Drew Pusateri, communications director and senior advisor to the Senate Homeland Security and Governmental Affairs Committee (of which McCaskill is the ranking member), tells Bustle that the investigation is aimed at "shedding light on what these companies were engaged in, from a sales and marketing perspective ... so that history won't repeat itself and so some of these companies could potentially course-correct."

Pusateri also stresses the gravity of the existing crisis, calling it "the first great drug epidemic of the millennial era."

Death rates, in particular, seem to be hitting Millennials the hardest, particularly as opioid addicts switch from other people's prescriptions to street opioids like heroin. The American Council on Science and Health recently reported that Millennials between the ages of 25 and 34 were the likeliest to die of a heroin overdose — and that one out of every 12 deaths amongst people in that age group could be attributed to heroin.

The first great drug epidemic of the Millennial era."

Limits on prescription availability and investigations into pharmaceutical companies may be positive steps towards ending the opioid crisis, but it's still clear that this fight is far from over. Proposed healthcare overhauls like the American Health Care Act aimed to remove requirements that insurance providers cover drug addiction treatment. While the first attempt at passing the AHCA failed, it's not inconceivable that new healthcare plans also wouldn't include treatment. And that's assuming that addiction sufferers even have access to insurance — many Millennials still report that they cannot afford insurance, according to CNBC.

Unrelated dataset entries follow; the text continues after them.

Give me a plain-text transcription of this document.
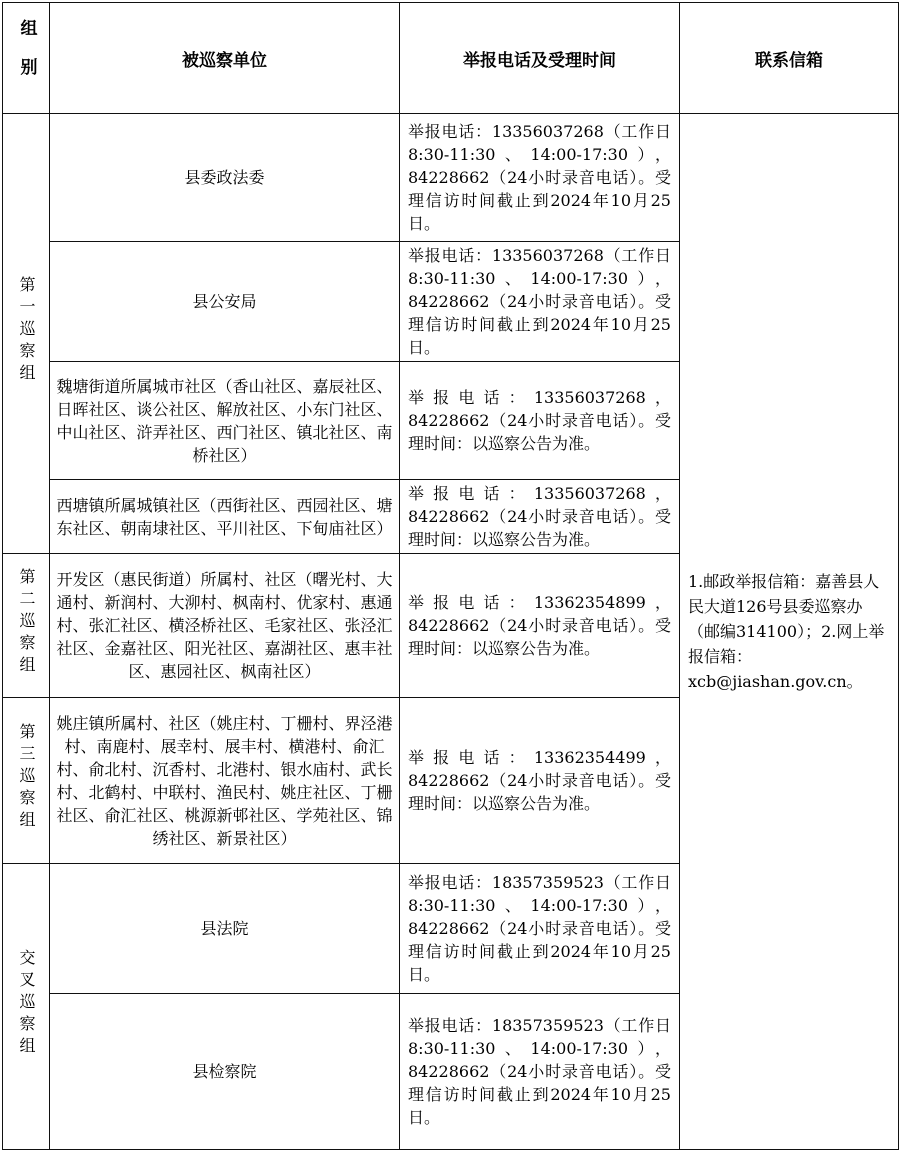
组别	被巡察单位	举报电话及受理时间	联系信箱
第一巡察组	县委政法委	举报电话：13356037268（工作日8:30-11:30、14:00-17:30），84228662（24小时录音电话）。受理信访时间截止到2024年10月25日。	1.邮政举报信箱：嘉善县人民大道126号县委巡察办（邮编314100）；2.网上举报信箱：xcb@jiashan.gov.cn。
	县公安局	举报电话：13356037268（工作日8:30-11:30、14:00-17:30），84228662（24小时录音电话）。受理信访时间截止到2024年10月25日。	
	魏塘街道所属城市社区（香山社区、嘉辰社区、日晖社区、谈公社区、解放社区、小东门社区、中山社区、浒弄社区、西门社区、镇北社区、南桥社区）	举报电话：13356037268，84228662（24小时录音电话）。受理时间：以巡察公告为准。	
	西塘镇所属城镇社区（西街社区、西园社区、塘东社区、朝南埭社区、平川社区、下甸庙社区）	举报电话：13356037268，84228662（24小时录音电话）。受理时间：以巡察公告为准。	
第二巡察组	开发区（惠民街道）所属村、社区（曙光村、大通村、新润村、大泖村、枫南村、优家村、惠通村、张汇社区、横泾桥社区、毛家社区、张泾汇社区、金嘉社区、阳光社区、嘉湖社区、惠丰社区、惠园社区、枫南社区）	举报电话：13362354899，84228662（24小时录音电话）。受理时间：以巡察公告为准。	
第三巡察组	姚庄镇所属村、社区（姚庄村、丁栅村、界泾港村、南鹿村、展幸村、展丰村、横港村、俞汇村、俞北村、沉香村、北港村、银水庙村、武长村、北鹤村、中联村、渔民村、姚庄社区、丁栅社区、俞汇社区、桃源新邨社区、学苑社区、锦绣社区、新景社区）	举报电话：13362354499，84228662（24小时录音电话）。受理时间：以巡察公告为准。	
交叉巡察组	县法院	举报电话：18357359523（工作日8:30-11:30、14:00-17:30），84228662（24小时录音电话）。受理信访时间截止到2024年10月25日。	
	县检察院	举报电话：18357359523（工作日8:30-11:30、14:00-17:30），84228662（24小时录音电话）。受理信访时间截止到2024年10月25日。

There are some glimmers of hope. Two recent long-term studies found that opioid use among American youth was declining, according to NPR.

"I would actually say that the epidemic is slowing down a bit in youth. We have seen changing prescribing patterns which I believe are starting to make a difference," Levy tells Bustle.

However, neither millennials or the country at large is out of the woods with this epidemic just yet, Levy adds. "Unfortunately, death rates in the population are still rising so there is much more work to do."